2) US Treasury yields are making record lows on the short end of the curve, with 2-year yields striking 0.49%.
3) The yield spread (in this case the difference in return between 10-year and 2-year Treasury bills, which shows a long-term confidence when high) continues to collapse, down another 4 basis point day-over-day to 223 basis points.
4) The S&P 500 is down below its 200-day moving average (a common signpost for the health of a market or stock) of 1115.
5) US Volatility (VIX) is spiking from its recent stability.
6) In Japan, long time quantitative easing specialists found their markets closing down overnight by 2.7%, which makes them down 11.9% for the year to date.

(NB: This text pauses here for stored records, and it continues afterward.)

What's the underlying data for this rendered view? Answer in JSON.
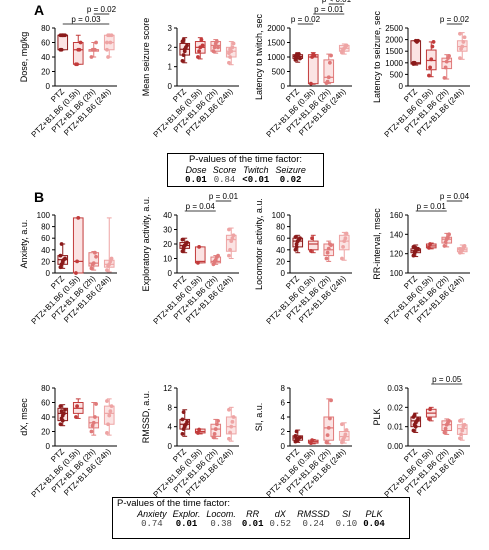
{
  "panel_labels": {
    "a": "A",
    "b": "B"
  },
  "categories": [
    "PTZ",
    "PTZ+B1.B6 (0.5h)",
    "PTZ+B1.B6 (2h)",
    "PTZ+B1.B6 (24h)"
  ],
  "colors": {
    "dark": "#8b1a1a",
    "medium": "#c23b3b",
    "light": "#e07a7a",
    "lighter": "#eea4a4",
    "box_fill": "#fbe3e3",
    "point": "#a52a2a"
  },
  "pvalue_boxes": {
    "top": {
      "title": "P-values of the time factor:",
      "headers": [
        "Dose",
        "Score",
        "Twitch",
        "Seizure"
      ],
      "values": [
        "0.01",
        "0.84",
        "<0.01",
        "0.02"
      ],
      "significant": [
        true,
        false,
        true,
        true
      ]
    },
    "bottom": {
      "title": "P-values of the time factor:",
      "headers": [
        "Anxiety",
        "Explor.",
        "Locom.",
        "RR",
        "dX",
        "RMSSD",
        "SI",
        "PLK"
      ],
      "values": [
        "0.74",
        "0.01",
        "0.38",
        "0.01",
        "0.52",
        "0.24",
        "0.10",
        "0.04"
      ],
      "significant": [
        false,
        true,
        false,
        true,
        false,
        false,
        false,
        true
      ]
    }
  },
  "chart_data": [
    {
      "type": "box",
      "id": "dose",
      "ylabel": "Dose, mg/kg",
      "ylim": [
        0,
        80
      ],
      "yticks": [
        "0",
        "20",
        "40",
        "60",
        "80"
      ],
      "categories": [
        "PTZ",
        "PTZ+B1.B6 (0.5h)",
        "PTZ+B1.B6 (2h)",
        "PTZ+B1.B6 (24h)"
      ],
      "boxes": [
        {
          "min": 50,
          "q1": 50,
          "median": 70,
          "q3": 70,
          "max": 70
        },
        {
          "min": 30,
          "q1": 30,
          "median": 50,
          "q3": 60,
          "max": 70
        },
        {
          "min": 40,
          "q1": 48,
          "median": 50,
          "q3": 50,
          "max": 60
        },
        {
          "min": 40,
          "q1": 50,
          "median": 60,
          "q3": 70,
          "max": 70
        }
      ],
      "points": [
        [
          50,
          70,
          70,
          70,
          70,
          70,
          50,
          70
        ],
        [
          30,
          30,
          50,
          50,
          60
        ],
        [
          40,
          50,
          50,
          50,
          60
        ],
        [
          60,
          70,
          70,
          60,
          70,
          50,
          40
        ]
      ],
      "brackets": [
        {
          "from": 0,
          "to": 3,
          "label": "p = 0.03"
        },
        {
          "from": 2,
          "to": 3,
          "label": "p = 0.02"
        }
      ]
    },
    {
      "type": "box",
      "id": "score",
      "ylabel": "Mean seizure score",
      "ylim": [
        0,
        3
      ],
      "yticks": [
        "0",
        "1",
        "2",
        "3"
      ],
      "categories": [
        "PTZ",
        "PTZ+B1.B6 (0.5h)",
        "PTZ+B1.B6 (2h)",
        "PTZ+B1.B6 (24h)"
      ],
      "boxes": [
        {
          "min": 1.2,
          "q1": 1.6,
          "median": 1.9,
          "q3": 2.2,
          "max": 2.5
        },
        {
          "min": 1.4,
          "q1": 1.7,
          "median": 2.0,
          "q3": 2.3,
          "max": 2.5
        },
        {
          "min": 1.7,
          "q1": 1.8,
          "median": 2.1,
          "q3": 2.3,
          "max": 2.4
        },
        {
          "min": 1.1,
          "q1": 1.5,
          "median": 1.8,
          "q3": 2.0,
          "max": 2.3
        }
      ],
      "points": [
        [
          1.3,
          1.6,
          1.8,
          2.0,
          2.1,
          2.3,
          2.4,
          1.9
        ],
        [
          1.5,
          1.8,
          2.0,
          2.4,
          2.1
        ],
        [
          1.8,
          2.0,
          2.2,
          2.3,
          2.0
        ],
        [
          1.2,
          1.5,
          1.8,
          2.0,
          2.2,
          1.7,
          1.9
        ]
      ],
      "brackets": []
    },
    {
      "type": "box",
      "id": "twitch",
      "ylabel": "Latency to twitch, sec",
      "ylim": [
        0,
        2000
      ],
      "yticks": [
        "0",
        "500",
        "1000",
        "1500",
        "2000"
      ],
      "categories": [
        "PTZ",
        "PTZ+B1.B6 (0.5h)",
        "PTZ+B1.B6 (2h)",
        "PTZ+B1.B6 (24h)"
      ],
      "boxes": [
        {
          "min": 820,
          "q1": 950,
          "median": 1020,
          "q3": 1080,
          "max": 1150
        },
        {
          "min": 60,
          "q1": 80,
          "median": 1000,
          "q3": 1080,
          "max": 1150
        },
        {
          "min": 80,
          "q1": 120,
          "median": 300,
          "q3": 900,
          "max": 1100
        },
        {
          "min": 1100,
          "q1": 1200,
          "median": 1300,
          "q3": 1400,
          "max": 1450
        }
      ],
      "points": [
        [
          900,
          1000,
          1050,
          1100,
          950,
          1020,
          1080
        ],
        [
          80,
          1000,
          1100,
          1050
        ],
        [
          100,
          150,
          300,
          800,
          1050
        ],
        [
          1150,
          1250,
          1300,
          1350,
          1400,
          1200
        ]
      ],
      "brackets": [
        {
          "from": 0,
          "to": 1,
          "label": "p = 0.02"
        },
        {
          "from": 1,
          "to": 3,
          "label": "p = 0.01"
        },
        {
          "from": 2,
          "to": 3,
          "label": "p < 0.01"
        }
      ]
    },
    {
      "type": "box",
      "id": "seizure",
      "ylabel": "Latency to seizure, sec",
      "ylim": [
        0,
        2500
      ],
      "yticks": [
        "0",
        "500",
        "1000",
        "1500",
        "2000",
        "2500"
      ],
      "categories": [
        "PTZ",
        "PTZ+B1.B6 (0.5h)",
        "PTZ+B1.B6 (2h)",
        "PTZ+B1.B6 (24h)"
      ],
      "boxes": [
        {
          "min": 900,
          "q1": 950,
          "median": 1000,
          "q3": 1950,
          "max": 1950
        },
        {
          "min": 400,
          "q1": 700,
          "median": 1100,
          "q3": 1550,
          "max": 1900
        },
        {
          "min": 300,
          "q1": 750,
          "median": 1050,
          "q3": 1200,
          "max": 1350
        },
        {
          "min": 1150,
          "q1": 1500,
          "median": 1700,
          "q3": 1950,
          "max": 2300
        }
      ],
      "points": [
        [
          950,
          1000,
          1950,
          1900,
          1950,
          1000,
          980
        ],
        [
          450,
          800,
          1150,
          1700,
          1900
        ],
        [
          350,
          800,
          1050,
          1200,
          1300
        ],
        [
          1200,
          1600,
          1700,
          1900,
          2100,
          2250
        ]
      ],
      "brackets": [
        {
          "from": 2,
          "to": 3,
          "label": "p = 0.02"
        }
      ]
    },
    {
      "type": "box",
      "id": "anxiety",
      "ylabel": "Anxiety, a.u.",
      "ylim": [
        0,
        100
      ],
      "yticks": [
        "0",
        "20",
        "40",
        "60",
        "80",
        "100"
      ],
      "categories": [
        "PTZ",
        "PTZ+B1.B6 (0.5h)",
        "PTZ+B1.B6 (2h)",
        "PTZ+B1.B6 (24h)"
      ],
      "boxes": [
        {
          "min": 8,
          "q1": 15,
          "median": 23,
          "q3": 30,
          "max": 50
        },
        {
          "min": 0,
          "q1": 0,
          "median": 20,
          "q3": 95,
          "max": 95
        },
        {
          "min": 5,
          "q1": 12,
          "median": 17,
          "q3": 35,
          "max": 37
        },
        {
          "min": 2,
          "q1": 10,
          "median": 15,
          "q3": 22,
          "max": 95
        }
      ],
      "points": [
        [
          10,
          15,
          20,
          23,
          25,
          30,
          50,
          18
        ],
        [
          0,
          20,
          95
        ],
        [
          8,
          15,
          17,
          35,
          28
        ],
        [
          5,
          12,
          15,
          20,
          25
        ]
      ],
      "brackets": []
    },
    {
      "type": "box",
      "id": "explor",
      "ylabel": "Exploratory activity, a.u.",
      "ylim": [
        0,
        40
      ],
      "yticks": [
        "0",
        "10",
        "20",
        "30",
        "40"
      ],
      "categories": [
        "PTZ",
        "PTZ+B1.B6 (0.5h)",
        "PTZ+B1.B6 (2h)",
        "PTZ+B1.B6 (24h)"
      ],
      "boxes": [
        {
          "min": 14,
          "q1": 17,
          "median": 19,
          "q3": 21,
          "max": 24
        },
        {
          "min": 7,
          "q1": 7,
          "median": 8,
          "q3": 18,
          "max": 18
        },
        {
          "min": 6,
          "q1": 7,
          "median": 8,
          "q3": 11,
          "max": 12
        },
        {
          "min": 10,
          "q1": 15,
          "median": 23,
          "q3": 26,
          "max": 31
        }
      ],
      "points": [
        [
          15,
          17,
          19,
          20,
          21,
          23,
          18,
          19
        ],
        [
          7,
          18
        ],
        [
          6,
          8,
          9,
          11,
          12
        ],
        [
          12,
          16,
          22,
          24,
          26,
          30
        ]
      ],
      "brackets": [
        {
          "from": 0,
          "to": 2,
          "label": "p = 0.04"
        },
        {
          "from": 2,
          "to": 3,
          "label": "p = 0.01"
        }
      ]
    },
    {
      "type": "box",
      "id": "locom",
      "ylabel": "Locomotor activity, a.u.",
      "ylim": [
        0,
        100
      ],
      "yticks": [
        "0",
        "20",
        "40",
        "60",
        "80",
        "100"
      ],
      "categories": [
        "PTZ",
        "PTZ+B1.B6 (0.5h)",
        "PTZ+B1.B6 (2h)",
        "PTZ+B1.B6 (24h)"
      ],
      "boxes": [
        {
          "min": 35,
          "q1": 45,
          "median": 55,
          "q3": 60,
          "max": 65
        },
        {
          "min": 35,
          "q1": 40,
          "median": 50,
          "q3": 55,
          "max": 65
        },
        {
          "min": 20,
          "q1": 30,
          "median": 40,
          "q3": 50,
          "max": 55
        },
        {
          "min": 22,
          "q1": 40,
          "median": 55,
          "q3": 65,
          "max": 70
        }
      ],
      "points": [
        [
          40,
          50,
          55,
          58,
          60,
          62,
          45,
          55
        ],
        [
          38,
          60
        ],
        [
          25,
          35,
          42,
          50,
          48
        ],
        [
          25,
          45,
          55,
          60,
          68
        ]
      ],
      "brackets": []
    },
    {
      "type": "box",
      "id": "rr",
      "ylabel": "RR-interval, msec",
      "ylim": [
        100,
        160
      ],
      "yticks": [
        "100",
        "120",
        "140",
        "160"
      ],
      "categories": [
        "PTZ",
        "PTZ+B1.B6 (0.5h)",
        "PTZ+B1.B6 (2h)",
        "PTZ+B1.B6 (24h)"
      ],
      "boxes": [
        {
          "min": 117,
          "q1": 121,
          "median": 123,
          "q3": 125,
          "max": 129
        },
        {
          "min": 125,
          "q1": 126,
          "median": 128,
          "q3": 130,
          "max": 131
        },
        {
          "min": 127,
          "q1": 131,
          "median": 135,
          "q3": 137,
          "max": 141
        },
        {
          "min": 120,
          "q1": 122,
          "median": 124,
          "q3": 126,
          "max": 129
        }
      ],
      "points": [
        [
          118,
          121,
          123,
          124,
          125,
          127,
          122,
          126
        ],
        [
          126,
          130
        ],
        [
          128,
          132,
          135,
          137,
          140
        ],
        [
          121,
          123,
          124,
          126,
          128,
          125
        ]
      ],
      "brackets": [
        {
          "from": 0,
          "to": 2,
          "label": "p = 0.01"
        },
        {
          "from": 2,
          "to": 3,
          "label": "p = 0.04"
        }
      ]
    },
    {
      "type": "box",
      "id": "dx",
      "ylabel": "dX, msec",
      "ylim": [
        0,
        80
      ],
      "yticks": [
        "0",
        "20",
        "40",
        "60",
        "80"
      ],
      "categories": [
        "PTZ",
        "PTZ+B1.B6 (0.5h)",
        "PTZ+B1.B6 (2h)",
        "PTZ+B1.B6 (24h)"
      ],
      "boxes": [
        {
          "min": 28,
          "q1": 35,
          "median": 45,
          "q3": 52,
          "max": 57
        },
        {
          "min": 38,
          "q1": 45,
          "median": 52,
          "q3": 60,
          "max": 65
        },
        {
          "min": 15,
          "q1": 25,
          "median": 32,
          "q3": 40,
          "max": 60
        },
        {
          "min": 15,
          "q1": 30,
          "median": 45,
          "q3": 55,
          "max": 65
        }
      ],
      "points": [
        [
          30,
          38,
          42,
          45,
          50,
          55,
          48,
          35
        ],
        [
          40,
          55
        ],
        [
          20,
          28,
          32,
          40,
          58
        ],
        [
          18,
          30,
          42,
          48,
          55,
          62
        ]
      ],
      "brackets": []
    },
    {
      "type": "box",
      "id": "rmssd",
      "ylabel": "RMSSD, a.u.",
      "ylim": [
        0,
        12
      ],
      "yticks": [
        "0",
        "4",
        "8",
        "12"
      ],
      "categories": [
        "PTZ",
        "PTZ+B1.B6 (0.5h)",
        "PTZ+B1.B6 (2h)",
        "PTZ+B1.B6 (24h)"
      ],
      "boxes": [
        {
          "min": 2,
          "q1": 3.5,
          "median": 4.5,
          "q3": 5.5,
          "max": 7.5
        },
        {
          "min": 2.5,
          "q1": 2.7,
          "median": 3,
          "q3": 3.5,
          "max": 3.5
        },
        {
          "min": 1.5,
          "q1": 2,
          "median": 3.5,
          "q3": 4.5,
          "max": 5.5
        },
        {
          "min": 1,
          "q1": 2.5,
          "median": 4,
          "q3": 6,
          "max": 8
        }
      ],
      "points": [
        [
          2.5,
          3.5,
          4,
          4.5,
          5,
          5.5,
          7,
          4.2
        ],
        [
          2.7,
          3.4
        ],
        [
          1.8,
          2.5,
          3.5,
          4.5,
          5.2
        ],
        [
          1.5,
          2.8,
          4,
          5,
          6,
          7.5
        ]
      ],
      "brackets": []
    },
    {
      "type": "box",
      "id": "si",
      "ylabel": "SI, a.u.",
      "ylim": [
        0,
        8
      ],
      "yticks": [
        "0",
        "2",
        "4",
        "6",
        "8"
      ],
      "categories": [
        "PTZ",
        "PTZ+B1.B6 (0.5h)",
        "PTZ+B1.B6 (2h)",
        "PTZ+B1.B6 (24h)"
      ],
      "boxes": [
        {
          "min": 0.5,
          "q1": 0.8,
          "median": 1.1,
          "q3": 1.4,
          "max": 2.2
        },
        {
          "min": 0.3,
          "q1": 0.4,
          "median": 0.6,
          "q3": 0.8,
          "max": 0.9
        },
        {
          "min": 0.3,
          "q1": 0.8,
          "median": 2.5,
          "q3": 4,
          "max": 6.5
        },
        {
          "min": 0.4,
          "q1": 0.8,
          "median": 1.3,
          "q3": 2,
          "max": 3.2
        }
      ],
      "points": [
        [
          0.6,
          0.9,
          1.0,
          1.1,
          1.2,
          1.4,
          2.0,
          0.8
        ],
        [
          0.4,
          0.8
        ],
        [
          0.5,
          1.5,
          2.5,
          3.8,
          6.3
        ],
        [
          0.5,
          0.9,
          1.2,
          1.6,
          2.2,
          3.0
        ]
      ],
      "brackets": []
    },
    {
      "type": "box",
      "id": "plk",
      "ylabel": "PLK",
      "ylim": [
        0,
        0.03
      ],
      "yticks": [
        "0.00",
        "0.01",
        "0.02",
        "0.03"
      ],
      "categories": [
        "PTZ",
        "PTZ+B1.B6 (0.5h)",
        "PTZ+B1.B6 (2h)",
        "PTZ+B1.B6 (24h)"
      ],
      "boxes": [
        {
          "min": 0.007,
          "q1": 0.01,
          "median": 0.013,
          "q3": 0.015,
          "max": 0.017
        },
        {
          "min": 0.013,
          "q1": 0.015,
          "median": 0.017,
          "q3": 0.019,
          "max": 0.02
        },
        {
          "min": 0.006,
          "q1": 0.008,
          "median": 0.011,
          "q3": 0.013,
          "max": 0.014
        },
        {
          "min": 0.003,
          "q1": 0.006,
          "median": 0.009,
          "q3": 0.011,
          "max": 0.014
        }
      ],
      "points": [
        [
          0.008,
          0.011,
          0.012,
          0.013,
          0.014,
          0.015,
          0.016,
          0.01
        ],
        [
          0.014,
          0.019
        ],
        [
          0.007,
          0.009,
          0.011,
          0.012,
          0.013
        ],
        [
          0.004,
          0.006,
          0.008,
          0.01,
          0.011,
          0.013
        ]
      ],
      "brackets": [
        {
          "from": 1,
          "to": 3,
          "label": "p = 0.05"
        }
      ]
    }
  ]
}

Lest our doom and gloom seem built entirely on technical measurements, what they boil down to is actually quite simple — an idea about our country which dates back to 1835. Alexis De Tocqueville, author of Democracy in America, which was published that year, seemed to warn of this day when he wrote: «The American Republic will endure until the day Congress discovers that it can bribe the public with the public’s money.»
— Keith R. McCullough is CEO of Hedgeye, a research firm based in New Haven, Conn.